Étendu dans son lit, affaibli, essoufflé, Golder reçoit la visite de Gloria, son épouse. Commence une dispute conjugale terrifiante, comme on ignorait que le cinéma des années 30 pût en représenter : elle, lui cachant d’abord son mal pour qu’il travaille encore, puis le révélant et se plaignant qu’après sa mort à lui, il ne lui restera rien ; lui s’emportant contre sa cupidité à elle, évoquant le souvenir de la petite juive des ghettos d’Europe centrale aux souliers percés qui a changé son prénom pour devenir cette mondaine dépensière qu’il hait désormais ; elle, sortant son arme cachée, révélant que la fille qu’ils ont eue, cette insupportable Joyce que, pourtant, il aime plus que tout, n’est pas la sienne. Alors, il lui empoigne le cou, menaçant de l’étrangler de son collier de grosses perles. Une étreinte affreuse, celle d’un mourant et d’une menteuse, surenchère de vérité et de cruauté. Il retombera, hagard, sur sa couche.

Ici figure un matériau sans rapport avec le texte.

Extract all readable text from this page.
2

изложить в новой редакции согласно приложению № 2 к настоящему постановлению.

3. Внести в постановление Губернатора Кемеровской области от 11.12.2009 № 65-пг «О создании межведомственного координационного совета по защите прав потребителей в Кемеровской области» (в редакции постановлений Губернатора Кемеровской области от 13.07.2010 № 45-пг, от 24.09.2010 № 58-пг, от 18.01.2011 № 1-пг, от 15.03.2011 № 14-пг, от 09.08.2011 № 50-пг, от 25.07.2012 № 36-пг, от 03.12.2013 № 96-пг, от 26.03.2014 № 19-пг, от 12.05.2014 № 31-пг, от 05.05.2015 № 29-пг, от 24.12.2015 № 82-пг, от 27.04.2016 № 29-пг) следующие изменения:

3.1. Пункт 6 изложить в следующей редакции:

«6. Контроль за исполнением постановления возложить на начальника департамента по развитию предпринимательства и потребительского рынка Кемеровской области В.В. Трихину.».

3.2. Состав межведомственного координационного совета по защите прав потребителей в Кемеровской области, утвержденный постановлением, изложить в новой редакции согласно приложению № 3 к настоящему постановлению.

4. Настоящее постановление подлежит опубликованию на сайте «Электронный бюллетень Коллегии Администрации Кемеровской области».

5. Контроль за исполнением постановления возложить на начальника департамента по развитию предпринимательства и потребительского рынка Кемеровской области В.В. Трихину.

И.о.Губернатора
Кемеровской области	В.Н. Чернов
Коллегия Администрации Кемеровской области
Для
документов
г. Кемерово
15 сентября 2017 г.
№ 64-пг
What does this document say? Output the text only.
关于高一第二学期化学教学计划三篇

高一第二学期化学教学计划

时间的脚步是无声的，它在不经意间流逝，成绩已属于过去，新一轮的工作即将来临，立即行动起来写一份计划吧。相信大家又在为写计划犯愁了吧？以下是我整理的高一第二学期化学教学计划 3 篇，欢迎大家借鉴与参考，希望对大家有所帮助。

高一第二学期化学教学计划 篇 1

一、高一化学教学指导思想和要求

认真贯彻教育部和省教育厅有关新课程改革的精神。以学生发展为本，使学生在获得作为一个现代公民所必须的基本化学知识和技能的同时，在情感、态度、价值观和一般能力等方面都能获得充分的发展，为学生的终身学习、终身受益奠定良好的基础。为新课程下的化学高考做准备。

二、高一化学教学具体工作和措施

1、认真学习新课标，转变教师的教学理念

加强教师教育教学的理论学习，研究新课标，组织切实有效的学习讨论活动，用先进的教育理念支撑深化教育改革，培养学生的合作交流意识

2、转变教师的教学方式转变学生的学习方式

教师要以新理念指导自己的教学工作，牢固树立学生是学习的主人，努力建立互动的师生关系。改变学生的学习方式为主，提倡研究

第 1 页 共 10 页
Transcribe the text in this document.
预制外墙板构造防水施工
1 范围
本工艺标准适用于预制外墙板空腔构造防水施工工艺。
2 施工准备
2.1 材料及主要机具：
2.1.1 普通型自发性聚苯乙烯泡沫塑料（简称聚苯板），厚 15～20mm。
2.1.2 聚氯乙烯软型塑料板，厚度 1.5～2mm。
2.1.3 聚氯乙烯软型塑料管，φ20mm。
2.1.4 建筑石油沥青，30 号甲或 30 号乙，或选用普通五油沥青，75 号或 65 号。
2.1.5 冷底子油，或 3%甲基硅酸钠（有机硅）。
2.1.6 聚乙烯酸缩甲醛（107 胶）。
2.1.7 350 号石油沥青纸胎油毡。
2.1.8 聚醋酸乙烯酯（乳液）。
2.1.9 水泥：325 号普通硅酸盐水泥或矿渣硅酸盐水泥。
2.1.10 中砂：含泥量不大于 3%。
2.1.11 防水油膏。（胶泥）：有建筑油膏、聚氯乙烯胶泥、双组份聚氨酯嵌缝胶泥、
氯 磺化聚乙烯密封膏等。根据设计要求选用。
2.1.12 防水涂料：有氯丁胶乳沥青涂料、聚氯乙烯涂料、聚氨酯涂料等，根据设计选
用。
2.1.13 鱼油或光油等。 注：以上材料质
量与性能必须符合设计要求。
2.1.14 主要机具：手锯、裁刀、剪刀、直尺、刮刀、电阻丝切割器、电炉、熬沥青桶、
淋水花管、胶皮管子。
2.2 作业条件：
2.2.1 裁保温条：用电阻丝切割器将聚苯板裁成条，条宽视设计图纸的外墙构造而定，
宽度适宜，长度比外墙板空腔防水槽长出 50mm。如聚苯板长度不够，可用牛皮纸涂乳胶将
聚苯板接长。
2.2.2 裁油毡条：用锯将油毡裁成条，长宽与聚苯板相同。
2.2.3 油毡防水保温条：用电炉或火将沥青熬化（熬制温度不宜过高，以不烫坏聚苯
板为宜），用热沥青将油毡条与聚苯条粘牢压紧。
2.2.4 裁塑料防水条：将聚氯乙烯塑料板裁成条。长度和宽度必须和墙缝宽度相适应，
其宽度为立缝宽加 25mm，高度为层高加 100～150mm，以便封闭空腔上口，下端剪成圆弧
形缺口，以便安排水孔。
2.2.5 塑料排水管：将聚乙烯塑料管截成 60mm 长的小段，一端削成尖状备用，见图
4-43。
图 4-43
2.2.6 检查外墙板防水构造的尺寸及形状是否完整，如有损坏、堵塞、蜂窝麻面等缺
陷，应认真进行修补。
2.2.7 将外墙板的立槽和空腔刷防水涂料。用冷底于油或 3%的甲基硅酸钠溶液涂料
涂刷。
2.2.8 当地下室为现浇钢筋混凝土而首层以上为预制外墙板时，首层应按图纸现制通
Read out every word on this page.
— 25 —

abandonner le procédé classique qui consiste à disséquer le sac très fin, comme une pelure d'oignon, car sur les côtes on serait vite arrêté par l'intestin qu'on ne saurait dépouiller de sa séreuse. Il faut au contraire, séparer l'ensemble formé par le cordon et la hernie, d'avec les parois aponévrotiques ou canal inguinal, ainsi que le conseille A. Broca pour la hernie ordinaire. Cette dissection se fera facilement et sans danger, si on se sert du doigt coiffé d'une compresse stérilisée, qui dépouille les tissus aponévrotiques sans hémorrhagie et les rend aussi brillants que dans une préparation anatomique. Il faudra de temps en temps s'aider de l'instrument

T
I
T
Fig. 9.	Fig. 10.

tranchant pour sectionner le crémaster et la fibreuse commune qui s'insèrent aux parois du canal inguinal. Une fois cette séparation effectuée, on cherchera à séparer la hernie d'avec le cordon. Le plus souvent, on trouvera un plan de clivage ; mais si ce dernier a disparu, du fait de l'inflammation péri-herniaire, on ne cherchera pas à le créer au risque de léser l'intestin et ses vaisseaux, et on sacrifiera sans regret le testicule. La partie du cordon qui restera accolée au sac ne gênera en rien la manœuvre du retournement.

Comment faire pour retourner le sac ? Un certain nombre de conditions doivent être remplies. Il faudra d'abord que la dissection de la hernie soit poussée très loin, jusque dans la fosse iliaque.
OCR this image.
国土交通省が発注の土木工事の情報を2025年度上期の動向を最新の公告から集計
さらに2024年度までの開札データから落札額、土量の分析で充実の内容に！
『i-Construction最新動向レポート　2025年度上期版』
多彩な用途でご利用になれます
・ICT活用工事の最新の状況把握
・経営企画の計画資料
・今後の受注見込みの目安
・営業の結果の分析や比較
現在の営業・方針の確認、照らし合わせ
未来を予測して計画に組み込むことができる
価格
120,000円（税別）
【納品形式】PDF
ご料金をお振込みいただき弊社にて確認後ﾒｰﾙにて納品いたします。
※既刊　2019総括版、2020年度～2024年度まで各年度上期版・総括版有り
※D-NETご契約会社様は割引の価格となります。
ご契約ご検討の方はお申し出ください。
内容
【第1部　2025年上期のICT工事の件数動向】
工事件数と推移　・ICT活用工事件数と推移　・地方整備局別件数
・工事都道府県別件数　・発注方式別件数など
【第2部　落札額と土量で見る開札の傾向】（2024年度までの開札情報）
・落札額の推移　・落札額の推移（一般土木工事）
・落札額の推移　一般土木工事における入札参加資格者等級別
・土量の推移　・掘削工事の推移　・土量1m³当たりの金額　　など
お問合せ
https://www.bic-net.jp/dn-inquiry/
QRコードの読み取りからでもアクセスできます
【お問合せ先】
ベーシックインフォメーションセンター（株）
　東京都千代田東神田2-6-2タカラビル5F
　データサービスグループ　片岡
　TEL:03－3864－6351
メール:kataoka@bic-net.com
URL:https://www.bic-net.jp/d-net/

L’échange figure déjà, en moins ramassé, dans le roman cinglant de la précoce Irène Nemirovsky, dont le film est l’adaptation, texte commencé à 22 ans, achevé à 26 (ce qui ne laisse pas d’émerveiller) et qui est un mélange d’observation et d’autobiographie – Joyce, au fond, c’est un peu elle et elle ne s’en cache pas. Le livre paraît chez Grasset pour Noël 1929, c’est un immense succès, d’autant que le public est abreuvé de nouvelles du monde de la finance depuis le krach d’octobre. Julien Duvivier, 34 ans, déjà prolifique auteur de films muets, s’en empare, en même temps que la scène, dans l’adaptation d’un certain Fernand Nozière, avec, c’est une curiosité, les mêmes comédiens – il paraît que Duvivier se plaignait d’entendre sur les planches des dialogues tout droit tirés de son adaptation. Les deux premières sont quasi simultanées, en décembre 1930, mais le film alors que les faillites se multiplient – on évoque beaucoup celle de la banque Oustric & Cie, fondée par Albert Oustric, dont la chute éclaboussa quelques hommes politiques de l’époque.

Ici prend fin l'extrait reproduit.